We spot at least two biomes outside the franchise's typical Northern European register: a zone with more organic, almost botanical architecture evoking Vanaheim pushed to extremes, and a nighttime sequence in what resembles an underwater cavern or liminal space between realms. It's not a total break—we're still in Norse cosmology—but the team clearly aimed to broaden the chromatic and architectural range.
Technically, the leap from Ragnarok is visible in volumetric lighting and environmental density. Running on PS5 only—if that's confirmed, no PS4 version announced yet—clearly gives the technical team breathing room.
What still raises questions
Honest coverage must also flag what remains opaque or potentially concerning at this stage.
- Atreus: completely absent from the footage, his narrative place is unclear. Ragnarok wrapped his arc fairly definitively, and reintegrating him without solid justification would be a misstep. His total absence from the reveal could be deliberate spoiler protection—or a sign he's no longer the co-protagonist.
- World structure: God of War (2018) had a semi-open world centered on the Lake of Nine. Ragnarok multiplied realms without always making them geographically memorable. Will Laufey offer a unified map, distinct zones, or a central hub? The video doesn't answer this essential question for gauging overall pacing.
- RPG progression: both PS4/PS5 entries maintained a relatively standard loot-and-upgrade system. No information on how Laufey evolves this—neither confirmation of streamlining nor announcement of overhaul.
- Multiplayer: Santa Monica has never added multiplayer to the saga, though rumors surface periodically. This reveal ignores the subject entirely, which reassures solo-purists.
What this gameplay actually promises
It's easy to oversell enthusiasm after a polished reveal. It's equally easy to downplay what we see while waiting for more.
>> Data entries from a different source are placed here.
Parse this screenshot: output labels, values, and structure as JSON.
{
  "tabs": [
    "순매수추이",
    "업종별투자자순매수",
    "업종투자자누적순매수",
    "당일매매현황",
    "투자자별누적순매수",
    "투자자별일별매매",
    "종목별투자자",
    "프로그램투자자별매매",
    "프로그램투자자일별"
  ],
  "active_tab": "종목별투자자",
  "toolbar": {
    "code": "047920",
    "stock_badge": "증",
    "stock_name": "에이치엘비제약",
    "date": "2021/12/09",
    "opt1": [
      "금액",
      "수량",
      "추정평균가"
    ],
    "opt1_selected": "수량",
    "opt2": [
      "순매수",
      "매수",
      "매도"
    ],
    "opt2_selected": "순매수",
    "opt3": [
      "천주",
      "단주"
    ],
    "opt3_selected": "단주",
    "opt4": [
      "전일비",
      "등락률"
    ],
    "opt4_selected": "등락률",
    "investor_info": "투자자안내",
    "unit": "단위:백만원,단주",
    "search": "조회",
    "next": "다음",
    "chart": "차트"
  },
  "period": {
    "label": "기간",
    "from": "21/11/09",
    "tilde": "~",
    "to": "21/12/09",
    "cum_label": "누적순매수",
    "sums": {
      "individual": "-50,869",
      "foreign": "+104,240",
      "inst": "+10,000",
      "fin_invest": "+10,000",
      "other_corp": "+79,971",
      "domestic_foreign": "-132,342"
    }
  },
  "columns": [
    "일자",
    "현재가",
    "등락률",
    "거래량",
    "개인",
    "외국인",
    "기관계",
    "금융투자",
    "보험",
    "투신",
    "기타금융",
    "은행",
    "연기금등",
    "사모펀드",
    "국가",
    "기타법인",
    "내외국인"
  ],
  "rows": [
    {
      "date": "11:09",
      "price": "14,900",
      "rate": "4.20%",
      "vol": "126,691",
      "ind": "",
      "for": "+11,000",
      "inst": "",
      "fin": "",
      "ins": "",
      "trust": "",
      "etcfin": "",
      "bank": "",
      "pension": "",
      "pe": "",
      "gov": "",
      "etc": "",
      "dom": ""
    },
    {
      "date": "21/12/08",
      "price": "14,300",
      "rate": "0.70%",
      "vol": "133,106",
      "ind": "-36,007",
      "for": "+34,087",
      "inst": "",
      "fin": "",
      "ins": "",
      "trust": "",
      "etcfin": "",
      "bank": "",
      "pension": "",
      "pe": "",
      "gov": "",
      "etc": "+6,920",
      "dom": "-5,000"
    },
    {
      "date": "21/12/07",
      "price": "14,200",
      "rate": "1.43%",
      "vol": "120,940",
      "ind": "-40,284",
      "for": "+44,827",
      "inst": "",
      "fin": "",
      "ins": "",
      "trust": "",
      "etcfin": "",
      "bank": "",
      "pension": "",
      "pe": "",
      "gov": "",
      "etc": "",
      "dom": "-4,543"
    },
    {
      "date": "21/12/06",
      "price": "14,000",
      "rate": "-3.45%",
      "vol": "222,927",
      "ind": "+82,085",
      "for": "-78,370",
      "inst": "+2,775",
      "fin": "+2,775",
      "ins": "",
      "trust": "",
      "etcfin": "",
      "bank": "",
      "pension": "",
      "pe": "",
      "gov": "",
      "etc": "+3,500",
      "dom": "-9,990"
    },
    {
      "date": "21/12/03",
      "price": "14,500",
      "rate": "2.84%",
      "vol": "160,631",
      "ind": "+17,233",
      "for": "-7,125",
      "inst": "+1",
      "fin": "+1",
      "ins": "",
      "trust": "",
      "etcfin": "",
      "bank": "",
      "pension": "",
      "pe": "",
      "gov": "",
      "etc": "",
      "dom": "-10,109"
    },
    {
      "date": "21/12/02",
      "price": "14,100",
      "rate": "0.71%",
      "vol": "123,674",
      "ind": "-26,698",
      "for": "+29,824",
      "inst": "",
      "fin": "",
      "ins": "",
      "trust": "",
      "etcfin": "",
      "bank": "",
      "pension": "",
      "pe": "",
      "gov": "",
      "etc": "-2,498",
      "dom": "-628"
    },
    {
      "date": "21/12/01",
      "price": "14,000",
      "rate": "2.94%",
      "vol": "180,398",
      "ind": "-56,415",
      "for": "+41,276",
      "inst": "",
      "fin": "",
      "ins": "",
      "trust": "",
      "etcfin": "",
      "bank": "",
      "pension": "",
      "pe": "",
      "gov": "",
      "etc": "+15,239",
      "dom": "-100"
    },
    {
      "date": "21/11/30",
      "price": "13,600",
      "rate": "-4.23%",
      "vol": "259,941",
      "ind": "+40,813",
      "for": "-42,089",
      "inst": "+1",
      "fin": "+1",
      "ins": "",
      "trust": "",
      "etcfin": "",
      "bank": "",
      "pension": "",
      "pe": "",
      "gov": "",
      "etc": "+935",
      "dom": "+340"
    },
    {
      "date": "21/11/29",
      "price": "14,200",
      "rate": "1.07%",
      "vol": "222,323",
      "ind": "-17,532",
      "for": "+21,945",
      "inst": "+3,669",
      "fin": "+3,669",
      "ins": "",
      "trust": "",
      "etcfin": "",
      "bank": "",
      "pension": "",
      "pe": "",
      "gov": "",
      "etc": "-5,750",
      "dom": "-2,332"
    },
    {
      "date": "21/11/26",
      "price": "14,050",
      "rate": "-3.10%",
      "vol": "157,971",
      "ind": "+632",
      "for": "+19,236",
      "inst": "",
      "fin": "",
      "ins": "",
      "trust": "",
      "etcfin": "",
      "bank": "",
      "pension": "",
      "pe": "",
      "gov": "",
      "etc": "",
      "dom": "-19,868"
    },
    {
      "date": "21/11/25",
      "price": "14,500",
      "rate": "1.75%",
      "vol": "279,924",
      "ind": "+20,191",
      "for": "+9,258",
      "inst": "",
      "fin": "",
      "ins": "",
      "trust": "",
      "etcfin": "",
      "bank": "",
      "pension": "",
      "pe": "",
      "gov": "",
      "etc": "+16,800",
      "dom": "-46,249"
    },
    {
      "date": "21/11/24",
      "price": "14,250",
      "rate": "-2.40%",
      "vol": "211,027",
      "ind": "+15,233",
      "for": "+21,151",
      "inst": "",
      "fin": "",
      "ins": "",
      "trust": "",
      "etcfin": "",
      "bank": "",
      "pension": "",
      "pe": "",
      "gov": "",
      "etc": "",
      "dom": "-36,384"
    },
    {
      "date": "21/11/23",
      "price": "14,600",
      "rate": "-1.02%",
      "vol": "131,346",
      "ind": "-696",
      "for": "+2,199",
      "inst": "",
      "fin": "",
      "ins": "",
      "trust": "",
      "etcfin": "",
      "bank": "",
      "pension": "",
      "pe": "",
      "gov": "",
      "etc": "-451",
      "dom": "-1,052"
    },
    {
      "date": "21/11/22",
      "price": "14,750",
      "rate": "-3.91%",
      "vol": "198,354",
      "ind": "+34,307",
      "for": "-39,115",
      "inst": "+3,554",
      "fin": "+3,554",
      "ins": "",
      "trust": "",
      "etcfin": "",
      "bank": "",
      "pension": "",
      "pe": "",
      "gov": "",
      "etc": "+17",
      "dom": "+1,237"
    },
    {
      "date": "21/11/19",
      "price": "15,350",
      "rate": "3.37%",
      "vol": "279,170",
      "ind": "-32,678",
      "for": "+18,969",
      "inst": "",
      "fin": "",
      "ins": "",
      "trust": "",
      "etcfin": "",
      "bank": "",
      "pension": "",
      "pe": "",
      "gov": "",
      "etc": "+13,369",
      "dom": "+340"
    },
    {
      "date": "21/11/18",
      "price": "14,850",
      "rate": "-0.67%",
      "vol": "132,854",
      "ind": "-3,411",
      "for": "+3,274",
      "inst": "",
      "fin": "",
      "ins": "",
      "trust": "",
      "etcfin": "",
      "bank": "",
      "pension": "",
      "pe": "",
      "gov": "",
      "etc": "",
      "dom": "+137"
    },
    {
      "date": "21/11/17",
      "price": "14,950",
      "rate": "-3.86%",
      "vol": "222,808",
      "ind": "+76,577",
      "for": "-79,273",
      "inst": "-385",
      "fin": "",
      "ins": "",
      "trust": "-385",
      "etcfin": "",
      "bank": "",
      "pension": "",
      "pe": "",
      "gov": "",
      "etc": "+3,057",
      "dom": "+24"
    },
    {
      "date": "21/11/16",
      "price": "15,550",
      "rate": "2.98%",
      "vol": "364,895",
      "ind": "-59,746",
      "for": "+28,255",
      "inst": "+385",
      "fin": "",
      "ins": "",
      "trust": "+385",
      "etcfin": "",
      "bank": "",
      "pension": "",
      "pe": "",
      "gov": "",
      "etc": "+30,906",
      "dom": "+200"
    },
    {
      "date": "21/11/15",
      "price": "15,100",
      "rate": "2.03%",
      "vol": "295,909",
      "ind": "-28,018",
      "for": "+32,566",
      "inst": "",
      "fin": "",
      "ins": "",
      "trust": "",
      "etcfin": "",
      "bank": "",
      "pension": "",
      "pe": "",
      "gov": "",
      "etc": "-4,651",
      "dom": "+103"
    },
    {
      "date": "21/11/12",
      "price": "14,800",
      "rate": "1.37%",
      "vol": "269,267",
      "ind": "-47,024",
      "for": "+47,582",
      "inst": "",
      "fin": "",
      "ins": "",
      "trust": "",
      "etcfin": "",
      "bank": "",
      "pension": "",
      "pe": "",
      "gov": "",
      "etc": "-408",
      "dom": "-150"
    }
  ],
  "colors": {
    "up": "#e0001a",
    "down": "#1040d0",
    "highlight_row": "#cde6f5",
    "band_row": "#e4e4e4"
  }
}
Honest editorial stance lands between both extremes.
This God of War Laufey gameplay shows a studio not simply retreading Ragnarok. Mobility tweaks, focus on a strong titular antagonist, visual broadening of biomes, and what appears to be a return to more spectacular boss confrontations all signal positively. Since God of War (2018), Santa Monica has proven the ability to reinvent without betraying franchise DNA—a balance few studios maintain long-term.
But structural questions—open world or not, Atreus's place, RPG system depth—remain unanswered. And in a franchise of this caliber, these design choices are precisely what separate a great game from merely impressive one.
No official release date yet. Judging by the apparent polish of shown gameplay, a late 2026 or early 2027 window stays plausible—though nothing confirms it. Lumnix will track every new development.